Halobacteria (also Halobacteriacea) are a class of the Euryarchaeota, found in water saturated or nearly saturated with salt. Halobacteria are now recognized as archaea, rather than bacteria. The name 'halobacteria' was assigned to this group of organisms before the existence of the domain Archaea was realized, and remains valid according to taxonomic rules. In a non-taxonomic context, halophilic archaea are referred to as haloarchaea to distinguish them from halophilic bacteria.
These microorganisms are members of the halophile community, in that they require high salt concentrations to grow. They are a distinct evolutionary branch of the Archaea, and are generally considered extremophiles, although not all members of this group can be regarded as such.
Haloarchaea can grow aerobically or anaerobically. Parts of the membranes of haloarchaea are purplish in color, and large blooms of haloarchaea appear reddish, from the pigment bacteriorhodopsin, related to the retinal pigment rhodopsin which it uses to transform light energy into chemical energy by a process unrelated to chlorophyll-based photosynthesis.
Haloarchaea have a potential to solubilized phosphorus. P- solubilizing halophilic archaea may play a role in P nutrition to vegetation growing in hypersaline soils. Haloarchaea may have application as inoculants for crop growing in hypersaline regions.
The extremely halophilic, aerobic members of Archaea are classified within the family Halobacteriaceae, order Halobacteriales in Class III. Halobacteria of the phylum Euryarchaeota (International Committee on Systematics of Prokaryotes, Subcommittee on the taxonomy of Halobacteriaceae). As of May 2016, the family Halobacteriaceae comprises 50 genera 213 species.
Domain : Archaea
Haladaptatus paucihalophilus (Type species)
Halalkalicoccus tibetensis (Type species)
"Halanaeroarchaeum sulfurireducens" (Type species) (IJSEM, in press)
Halapricum salinum (Type species)
Halarchaeum acidiphilum (Type species)
Haloarchaeobius iranensis (Type species)
Haloarcula vallismortis (Type species)
Halobacterium [Hbt.] (Type genus)
"Halobacterium piscisalsi" (subjective junior synonym of Halobacterium salinarum)
Halobacterium salinarum (Type species)
Halobaculum gomorrense (Type species)
Halobellus clavatus (Type species)
Halobiforma haloterrestris (Type species)
Halocalculus aciditolerans (Type species)
Halococcus morrhuae (Type species)
Haloferax volcanii (Type species)
Halogeometricum borinquense (Type species)
Halogranum rubrum (Type species)
Halohasta litorea (Type species)
Halolamina pelagica (Type species)
Halomarina oriensis (Type species)
Halomicroarcula pellucida (Type species)
Halomicrobium mukohataei (Type species)
Halonotius pteroides (Type species)
"Haloparvum sedimenti" (Type species) (IJSEM, in press)
Halopelagius inordinatus (Type species)
Halopenitus persicus (Type species)
Halopiger xanaduensis (Type species)
Haloplanus natans (Type species)
Haloquadratum walsbyi (Type species)
Halorhabdus utahensis (Type species)
"Halorhabdus rudnickae" (Syst Appl Microbiol., in press)

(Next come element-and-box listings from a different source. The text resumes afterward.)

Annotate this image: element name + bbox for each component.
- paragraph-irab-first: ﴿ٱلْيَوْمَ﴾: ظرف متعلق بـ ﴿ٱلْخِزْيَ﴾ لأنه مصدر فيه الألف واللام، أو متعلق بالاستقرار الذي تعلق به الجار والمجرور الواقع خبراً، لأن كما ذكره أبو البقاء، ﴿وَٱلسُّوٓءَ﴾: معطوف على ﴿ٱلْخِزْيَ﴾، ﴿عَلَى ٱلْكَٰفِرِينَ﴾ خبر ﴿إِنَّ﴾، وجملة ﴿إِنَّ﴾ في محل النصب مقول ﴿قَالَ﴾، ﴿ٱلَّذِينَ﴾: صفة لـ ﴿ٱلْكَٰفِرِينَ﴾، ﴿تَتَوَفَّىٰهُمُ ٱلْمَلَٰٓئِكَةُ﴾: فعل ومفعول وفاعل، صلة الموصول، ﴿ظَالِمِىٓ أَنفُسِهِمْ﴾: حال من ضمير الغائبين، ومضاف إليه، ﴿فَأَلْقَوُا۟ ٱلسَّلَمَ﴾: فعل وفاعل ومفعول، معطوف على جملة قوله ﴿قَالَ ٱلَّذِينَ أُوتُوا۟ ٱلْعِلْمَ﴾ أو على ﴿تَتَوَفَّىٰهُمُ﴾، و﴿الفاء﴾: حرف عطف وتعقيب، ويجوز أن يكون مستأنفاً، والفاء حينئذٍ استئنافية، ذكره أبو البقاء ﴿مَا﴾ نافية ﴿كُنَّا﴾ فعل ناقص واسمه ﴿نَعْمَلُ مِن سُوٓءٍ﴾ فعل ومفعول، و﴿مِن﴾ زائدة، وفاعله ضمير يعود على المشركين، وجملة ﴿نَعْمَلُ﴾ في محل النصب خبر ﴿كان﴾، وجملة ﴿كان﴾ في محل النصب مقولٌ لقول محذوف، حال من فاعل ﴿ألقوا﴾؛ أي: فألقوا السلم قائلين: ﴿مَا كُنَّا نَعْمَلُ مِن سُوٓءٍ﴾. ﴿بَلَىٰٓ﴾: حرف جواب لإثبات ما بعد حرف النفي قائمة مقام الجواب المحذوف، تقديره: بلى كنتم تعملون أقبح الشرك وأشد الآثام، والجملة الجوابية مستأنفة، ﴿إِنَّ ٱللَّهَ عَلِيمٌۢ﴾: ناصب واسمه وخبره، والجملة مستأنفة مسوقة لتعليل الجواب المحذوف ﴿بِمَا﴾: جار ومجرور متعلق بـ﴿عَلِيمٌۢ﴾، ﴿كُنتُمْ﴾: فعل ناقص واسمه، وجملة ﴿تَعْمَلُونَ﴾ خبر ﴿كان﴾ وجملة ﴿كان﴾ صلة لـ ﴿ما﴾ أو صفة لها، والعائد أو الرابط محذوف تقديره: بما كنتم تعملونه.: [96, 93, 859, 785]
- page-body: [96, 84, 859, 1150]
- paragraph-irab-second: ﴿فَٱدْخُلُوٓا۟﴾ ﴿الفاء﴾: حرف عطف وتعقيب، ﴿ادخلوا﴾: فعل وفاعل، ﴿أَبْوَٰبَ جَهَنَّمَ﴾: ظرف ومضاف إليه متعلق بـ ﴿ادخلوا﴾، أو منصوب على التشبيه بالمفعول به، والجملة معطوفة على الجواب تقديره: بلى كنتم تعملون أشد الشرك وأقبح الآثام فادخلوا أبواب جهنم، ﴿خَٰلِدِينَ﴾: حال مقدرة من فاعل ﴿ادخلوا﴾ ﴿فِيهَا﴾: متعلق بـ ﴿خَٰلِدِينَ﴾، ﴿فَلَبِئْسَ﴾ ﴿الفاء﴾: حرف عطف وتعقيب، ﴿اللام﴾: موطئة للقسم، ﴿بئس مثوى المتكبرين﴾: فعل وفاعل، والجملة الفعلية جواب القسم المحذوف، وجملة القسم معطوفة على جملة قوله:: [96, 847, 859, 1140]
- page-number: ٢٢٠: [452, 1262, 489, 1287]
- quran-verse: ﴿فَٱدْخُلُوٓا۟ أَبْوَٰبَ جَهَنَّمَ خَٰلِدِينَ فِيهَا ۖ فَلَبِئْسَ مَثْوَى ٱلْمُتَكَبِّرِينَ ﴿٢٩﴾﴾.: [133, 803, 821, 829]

Haloarchaea require salt concentrations in excess of 2 M (or about 10%) to grow, and optimal growth usually occurs at much higher concentrations, typically 20–25%. However, Haloarchaea can grow up to saturation (about 37% salts).
Haloarchaea are found mainly in hypersaline lakes and solar salterns. Their high densities in the water often lead to pink or red colourations of the water (the cells possessing high levels of carotenoid pigments, presumably for UV protection).
Phototrophy in haloarchaea
Bacteriorhodopsin is used to absorb light, which provides energy to transport protons (H+) across the cellular membrane. The concentration gradient generated from this process can then be used to synthesize ATP. Many haloarchaea also possess related pigments, including halorhodopsin, which pumps chloride ions in the cell in response to photons, creating a voltage gradient and assisting in the production of energy from light. The process is unrelated to other forms of photosynthesis involving electron transport however, and haloarchaea are incapable of fixing carbon from carbon dioxide.
Haloarchaea are often considered pleomorphic, or able to take on a range of shapes—even within a single species. This makes identification by microscopic means difficult, and it is now more common to use gene sequencing techniques for identification instead.
One of the more unusually shaped Haloarchaea is the "Square Haloarchaeon of Walsby." It was classified in 2004 using a very low nutrition solution to allow growth along with a high salt concentration, square in shape and extremely thin (like a postage stamp). This shape is probably only permitted by the high osmolarity of the water, permitting cell shapes that would be difficult, if not impossible, under other conditions.
Haloarchaea as Exophiles
Haloarchaea have been proposed as a kind of life that could live on Mars; since the Martian atmosphere has a pressure below the triple point of water, freshwater species would have no habitat on the Martian surface.